Tip Seven: Replenish your “bank account”
Imagine that your mental energy is a bank account. Then everything you do during the day can be divided into two categories: income and expenses.
Expenses are, for example, morning preparations, work, household routine … Incomes are laughter, reading, food, movement, sleep. If you are overtaken by depression, you need not only to spend your resources more economically, but also to replenish your account more often. There are many ways to restore energy balance. Here are a few of them.
Physical activity. Exercise stimulates the production of serotonin, norepinephrine and endorphin, helps reduce anxiety levels, and has a positive effect on sleep quality. Of course, during depression it can be hard to even just get out of bed. But if you can still move, move. And it is not at all necessary to train for several hours in the fitness room, even a ten-minute walk to the store will be beneficial.
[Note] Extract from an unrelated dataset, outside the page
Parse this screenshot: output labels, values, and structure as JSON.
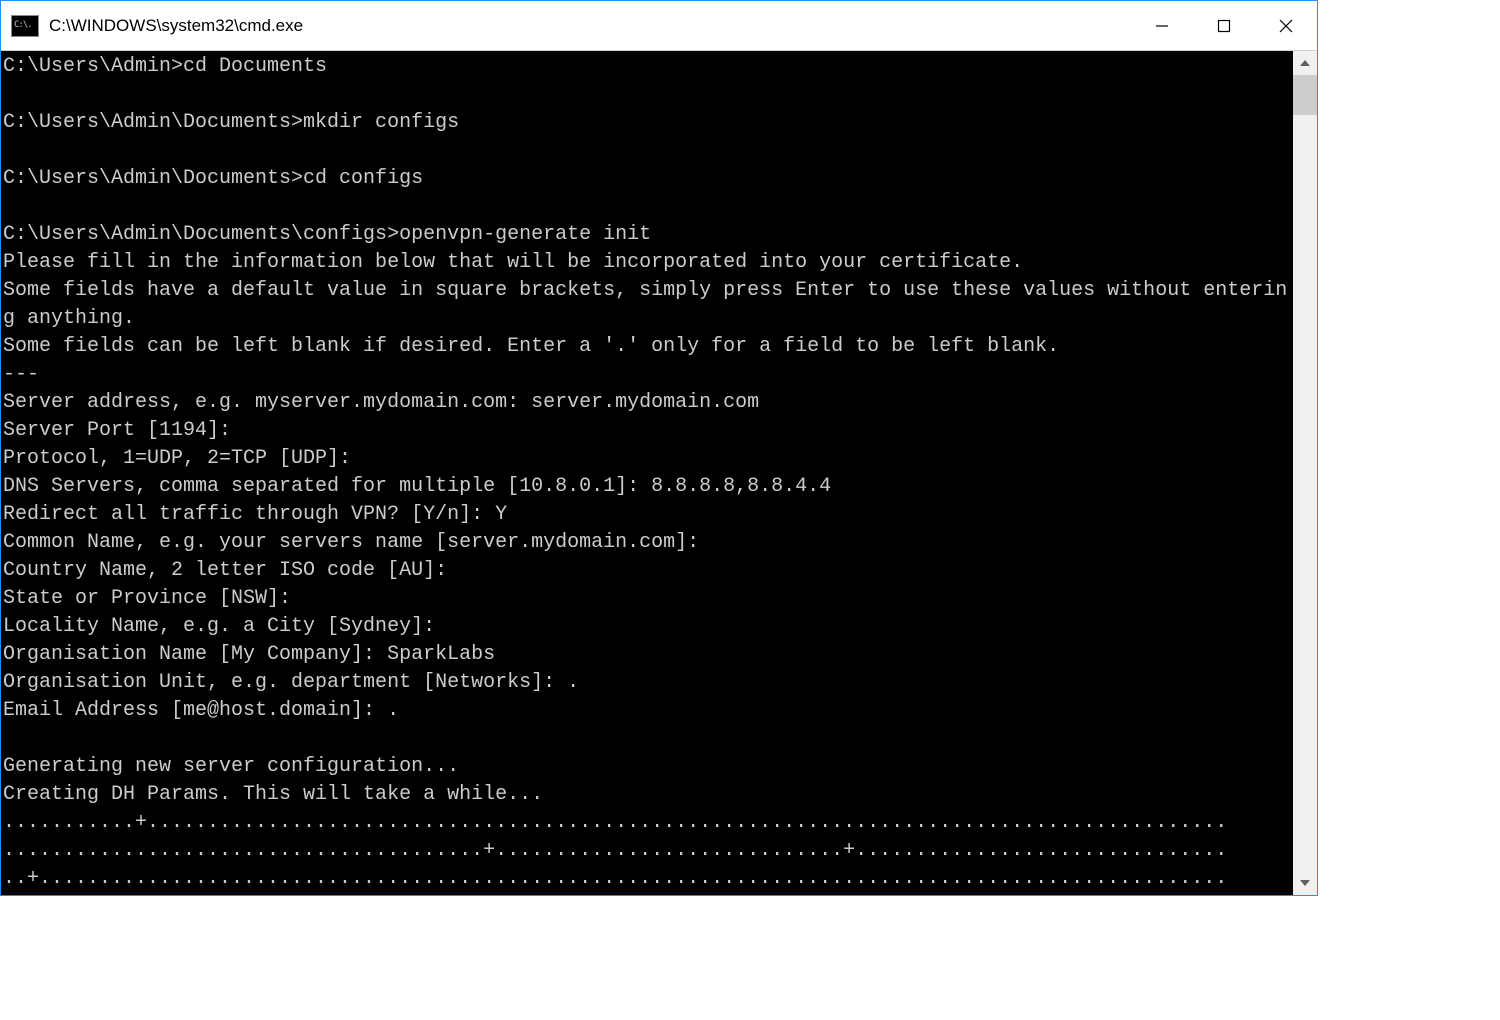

Warm bath. Helps to relieve stress a little, relaxes and improves mood at the end of a hard day.
Meditation. It alleviates the symptoms of depression, helps reduce anxiety, achieve a state of peace, harmony and concentration. True, for meditation to work, you need to do it every day. And one more thing: under certain conditions ( prepsychotic ), it can provoke deterioration.
Communication with those who recharge your battery. Usually during depression, we do not seek social contacts. However, we still need support. We offer this strategy: limit communication with people who seem to suck energy out of you, but leave around you those with whom you feel good and who can provide moral support (by the way, these are not always friends or relatives). Relief can also come from an online group where people share their ways of coping with depression.